Она вспыхнула, как береста в костре.
— Давай расходиться, — предложила она.
— Какая свежая идея!
Нет, женщины определенно эволюционировали из пиявки, а не из ребра. Слишком они изворотливы и кровожадны.
— Я и не предполагала, что диплом о высшем образовании выдают тупицам. Прости, но просто свадьба мне не-нуж-на. Мне необходимо намерение. Штампа не надо, я не его хочу. Ты не понимаешь? А теперь не надо уже и намерений. Столько времени пробыть рядом с человеком, в которого ты не веришь! Ты не противоречишь сам себе? Послушай же, что ты мне говоришь: ты дрянная женщина, я не верю тебе, не верю в тебя, но я готов еще поиграть в эту игру «давай потренируемся в семейной жизни, прежде чем мы заживем, как семья», но ты того… не забывай, что ты куча дерьма для меня! Каждое слово в названии этой игры надо написать на лоб и понять, откуда оно там. Как это мерзко!
Снятая с ноги тапка с досады полетела в дверь.

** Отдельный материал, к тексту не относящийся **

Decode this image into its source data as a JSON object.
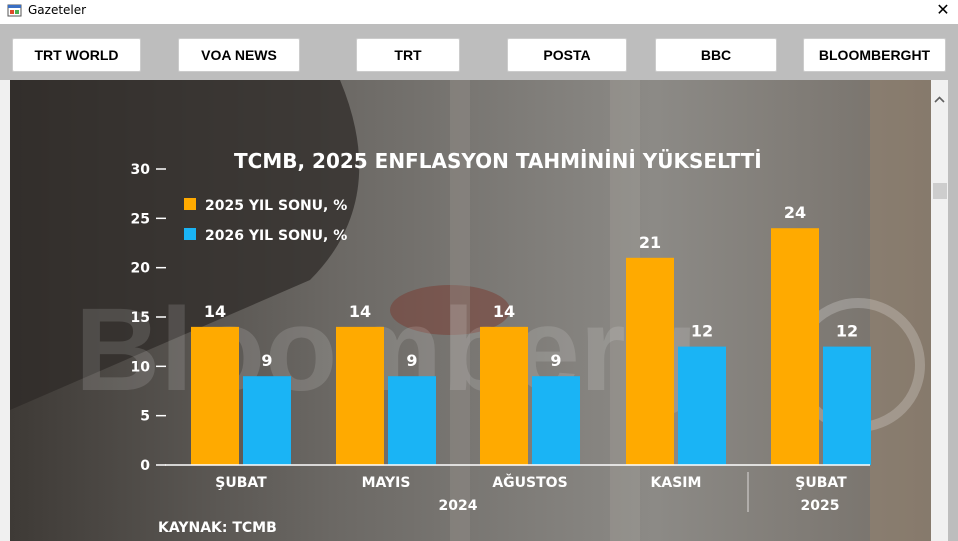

Как я рада, что могу с легкостью выйти из себя, могу себе позволить проявить эмоции в отличие от него. Мы готовы скрывать то, что нам мерзко даже от собственного сознания. Потому что нам будет невыгодно знать это. Мы будем вынуждены что-то предпринять, тут же выкинуть из собственной жизни множество посторонних, чуждых нам людей, за которых мы уцепились. Мы и есть эти люди друг для друга. Он неисправим. Нет, нельзя любить человека вопреки тому, какой он сейчас, в надежде на то, что он будет другим завтра. Пять тысяч завтра уже наступило, и ничего не меняется. Напрасно думать, что, если бы я любила его больше, он бы точно изменился. Если мужчина себя не любит — он не изменится. Я отказываюсь от усовершенствования мужчин. Да, мы можем жить как будто ничто не чудо, мы можем жить, как будто все есть чудо. Мы можем жить как угодно…
— Ну что мне, пойти грабить? Лодки у нее качаются на финансовой воде…
— Не грабь себя в первую очередь. Я тебе толкую только об этом. Ты же от всего отгораживаешься своими страхами, запрещаешь себя любить. Начни хотя бы с себя, я переживу. Разреши себе самому полюбить себя. В этом-то нет боли! Нет предательства! Я не умею до тебя достучаться. Руки болят.
На столе стопкой сложенные платоновские «Диалоги», Софокл, «Никомахова этика» Аристотеля, киники и киренаики, с их вечным противопоставлением добродетели гедонизму. Она с отчаяния смела их на пол и ушла в ванную. Из ванной она принесла влажную тряпку и
— Что ты делаешь?! — завопил он изо всех сил.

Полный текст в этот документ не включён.